Prime Time For Amazon: UK’s new Digital Services Tax only affects third-party sellers
October 29, 2020
3 min read
What's going on here?
Introduced in April, the UK’s Digital Services Tax (DST) – which is levied at 2% on revenues generated by the provision of search engines, social media services and online marketplaces to UK users – will only be paid by third-party sellers who use Amazon to sell their products.
What does this mean?
The DST applies to businesses whose digital activities generate more than £500m in revenues worldwide of which more than £25m of those must be derived from UK users. It is one example of several attempts by governments to rein in ‘big tech’ companies: on this occasion, through seeking to curb tax avoidance. Large US tech companies have employed a range of legal methods to minimise the taxes that they pay in countries such as the UK, most notably by diverting profits to low-tax jurisdictions.
The new tax, which is expected to raise around £500m a year, is being levied on service fees that third parties pay to use the platforms rather than on online sales. This means that third-party sellers on Amazon are bearing the brunt of the 2% levy, in the same way that advertising clients must pay an additional fee to Google and YouTube.

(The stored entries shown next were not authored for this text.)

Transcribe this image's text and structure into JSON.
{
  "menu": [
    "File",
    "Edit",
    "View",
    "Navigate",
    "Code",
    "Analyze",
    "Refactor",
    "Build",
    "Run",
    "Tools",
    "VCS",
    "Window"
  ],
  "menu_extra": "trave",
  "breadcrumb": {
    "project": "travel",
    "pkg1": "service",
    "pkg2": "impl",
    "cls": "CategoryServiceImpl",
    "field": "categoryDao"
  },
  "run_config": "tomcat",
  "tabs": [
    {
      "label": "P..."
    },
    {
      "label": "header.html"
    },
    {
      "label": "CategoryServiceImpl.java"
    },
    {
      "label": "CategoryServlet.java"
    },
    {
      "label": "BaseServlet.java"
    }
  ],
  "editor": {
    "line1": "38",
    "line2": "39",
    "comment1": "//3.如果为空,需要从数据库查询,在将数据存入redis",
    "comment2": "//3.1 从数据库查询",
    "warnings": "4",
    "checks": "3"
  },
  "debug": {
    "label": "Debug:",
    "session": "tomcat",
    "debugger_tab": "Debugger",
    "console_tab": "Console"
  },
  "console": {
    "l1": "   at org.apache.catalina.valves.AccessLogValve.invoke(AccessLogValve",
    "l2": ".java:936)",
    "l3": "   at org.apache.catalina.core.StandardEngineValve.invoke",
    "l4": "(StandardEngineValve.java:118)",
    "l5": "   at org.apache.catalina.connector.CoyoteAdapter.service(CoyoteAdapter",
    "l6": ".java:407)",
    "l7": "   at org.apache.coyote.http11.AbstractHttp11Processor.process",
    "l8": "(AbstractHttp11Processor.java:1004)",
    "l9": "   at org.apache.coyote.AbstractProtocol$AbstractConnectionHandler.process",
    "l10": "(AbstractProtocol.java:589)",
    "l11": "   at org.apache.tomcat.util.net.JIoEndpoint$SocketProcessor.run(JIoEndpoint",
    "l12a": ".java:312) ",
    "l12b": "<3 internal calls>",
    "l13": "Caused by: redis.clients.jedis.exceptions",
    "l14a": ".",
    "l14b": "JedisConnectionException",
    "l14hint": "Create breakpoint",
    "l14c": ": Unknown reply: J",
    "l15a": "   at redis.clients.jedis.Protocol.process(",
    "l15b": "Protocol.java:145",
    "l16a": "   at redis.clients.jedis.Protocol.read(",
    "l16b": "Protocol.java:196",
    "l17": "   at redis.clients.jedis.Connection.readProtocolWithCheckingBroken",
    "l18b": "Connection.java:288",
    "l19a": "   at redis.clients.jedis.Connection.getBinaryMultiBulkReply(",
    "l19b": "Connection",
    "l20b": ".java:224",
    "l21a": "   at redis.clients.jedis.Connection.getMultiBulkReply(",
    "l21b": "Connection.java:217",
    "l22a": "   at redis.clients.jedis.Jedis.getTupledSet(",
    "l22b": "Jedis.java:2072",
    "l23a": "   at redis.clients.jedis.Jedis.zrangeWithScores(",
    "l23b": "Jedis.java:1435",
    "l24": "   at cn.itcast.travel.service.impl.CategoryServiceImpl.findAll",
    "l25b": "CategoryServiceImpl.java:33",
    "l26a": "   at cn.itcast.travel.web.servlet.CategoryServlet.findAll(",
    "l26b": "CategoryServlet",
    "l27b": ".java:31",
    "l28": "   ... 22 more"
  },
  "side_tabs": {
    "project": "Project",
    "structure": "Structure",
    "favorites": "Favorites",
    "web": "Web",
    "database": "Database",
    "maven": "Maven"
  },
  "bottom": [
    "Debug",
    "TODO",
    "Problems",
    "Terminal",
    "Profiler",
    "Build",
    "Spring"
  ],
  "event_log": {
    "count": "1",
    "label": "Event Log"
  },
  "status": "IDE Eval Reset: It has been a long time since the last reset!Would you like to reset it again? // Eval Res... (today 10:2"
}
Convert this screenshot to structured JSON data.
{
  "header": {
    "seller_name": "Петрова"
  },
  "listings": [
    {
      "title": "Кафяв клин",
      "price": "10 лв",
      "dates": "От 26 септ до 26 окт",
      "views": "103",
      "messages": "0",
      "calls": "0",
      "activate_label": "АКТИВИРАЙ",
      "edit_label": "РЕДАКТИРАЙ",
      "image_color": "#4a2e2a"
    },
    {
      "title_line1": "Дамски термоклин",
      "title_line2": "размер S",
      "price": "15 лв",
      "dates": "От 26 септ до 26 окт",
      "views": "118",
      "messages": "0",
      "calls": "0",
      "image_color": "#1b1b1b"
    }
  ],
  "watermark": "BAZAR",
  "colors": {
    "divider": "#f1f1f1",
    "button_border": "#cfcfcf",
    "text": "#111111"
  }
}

What's the big picture effect?
The increased fee charged to third-party traders is likely to result in an increase in the price of the goods that they sell to consumers. This gives Amazon a price advantage over these vendors as they can continue to sell competing goods at their original prices. Such a scenario will exacerbate the existing regulatory challenges that the eCommerce giant faces concerning the competitive implications of its dual role as both an online retailer and a marketplace for third-party traders. Accusations include that Amazon exploits third-party sellers’ data to compete against them. The new wave of investigations into anti-competitive practices coupled with the arrival of the DST, might, therefore, mean that third-party sellers are even better positioned to challenge the big tech company’s capacity to stifle market competition. Law firms with a strong competition litigation practice, could see an increase in demand for their services as third-party sellers and big tech companies end up in court over such matters.
The tax also mostly fails to achieve the purpose for which it was originally designed. The DST may bring additional compliance and legal costs for big tech companies, for example as they seek to understand which of their business activities fall within the scope of the tax. However, large multinationals are ultimately still able to avoid paying tax on their own sales. In addition, the £500m that the government expects to raise from the DST constitutes merely a tiny fraction of the billions of pounds of debt incurred as a result of the Covid-19 pandemic.
So, what more is likely to be done? The UK has been an active participant, along with other European countries, in negotiations with the OECD to adapt international tax rules to the digitalised economy. A multilateral agreement claims to provide a more effective solution to profit-shifting, whilst making tax rules fairer and more consistent for businesses. The government has expressly indicated that the UK DST will be dis-applied once a global solution is implemented. Negotiations are expected to draw to a close at the end of this year. But until then, Amazon is likely to benefit from the UK’s unilateral approach to taxing big tech.